Darius et moi-même étions traders en devises avant de devenir avocats. Comme nous l’avons indiqué dans notre rapport précédent, nous estimons que ses supérieurs hiérarchiques directs de SocGen connaissaient un grand nombre de ses positions non couvertes, tenant compte de sa place au sein de l’équipe Delta One, de ses rapports de trésorerie, etc. Les gains de trading extraordinairement élevés de Kerviel devaient indiquer qu’il effectuait des opérations en dehors des limites de son mandat officiel et permettre de détecter ses agissements. Même les témoins de SocGen ont témoigné que plusieurs bases de données, où toutes les opérations de trading pouvaient être suivies, étaient à la disposition des supérieurs hiérarchiques de Kerviel. (Pour plus de détails sur les agissements de Kerviel, vous pouvez accéder à notre article précédent dans le lien ci-dessus).

On en revient toujours en fait au petit jeu classique des petits coups de coude et clins d’œil de connivence, des « yeux grand fermés ». Ce n’est un secret pour personne que les institutions de tous types allègent les procédures de gestion des risques en période faste et lorsque les flux de profit s’accélèrent. Le but du jeu est le suivant : équilibrer les gains potentiels d’une opération risquée par rapport aux pertes potentielles. Prendre avantage des opportunités ou privilégier la gestion des risques.
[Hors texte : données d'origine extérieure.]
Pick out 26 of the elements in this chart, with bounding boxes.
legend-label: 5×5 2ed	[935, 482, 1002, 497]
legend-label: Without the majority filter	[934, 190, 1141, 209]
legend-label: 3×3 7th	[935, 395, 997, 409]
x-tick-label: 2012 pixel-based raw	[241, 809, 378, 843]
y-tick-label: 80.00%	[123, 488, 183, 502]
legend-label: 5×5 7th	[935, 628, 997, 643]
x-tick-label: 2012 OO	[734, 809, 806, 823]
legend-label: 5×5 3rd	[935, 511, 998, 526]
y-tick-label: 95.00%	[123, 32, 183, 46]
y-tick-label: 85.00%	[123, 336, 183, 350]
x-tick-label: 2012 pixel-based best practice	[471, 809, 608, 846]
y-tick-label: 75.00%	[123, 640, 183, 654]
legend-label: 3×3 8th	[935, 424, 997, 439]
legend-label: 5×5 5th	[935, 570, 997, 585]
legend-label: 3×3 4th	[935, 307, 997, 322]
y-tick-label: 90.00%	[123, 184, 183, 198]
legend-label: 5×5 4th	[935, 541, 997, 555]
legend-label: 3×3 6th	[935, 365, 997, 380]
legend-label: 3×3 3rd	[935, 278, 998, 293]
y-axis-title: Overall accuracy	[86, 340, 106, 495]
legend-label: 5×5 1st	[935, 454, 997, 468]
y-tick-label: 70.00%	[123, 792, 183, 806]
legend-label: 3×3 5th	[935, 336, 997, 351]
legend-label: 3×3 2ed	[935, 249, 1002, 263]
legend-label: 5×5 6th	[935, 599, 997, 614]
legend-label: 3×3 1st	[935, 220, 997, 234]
Tout le jeu gouvernance-risque-conformité, mais sous un angle légèrement différent.

Mais replaçons l’affaire en perspective : Kerviel et les gains imaginaires de Bernard Madoff et d’autres escrocs peuvent bien représenter une perte de près de 100 Md$, mais le coût des transactions (imprudemment) légalisées devraient dépasser un total de 2 200 Md$ de pertes selon le FMI.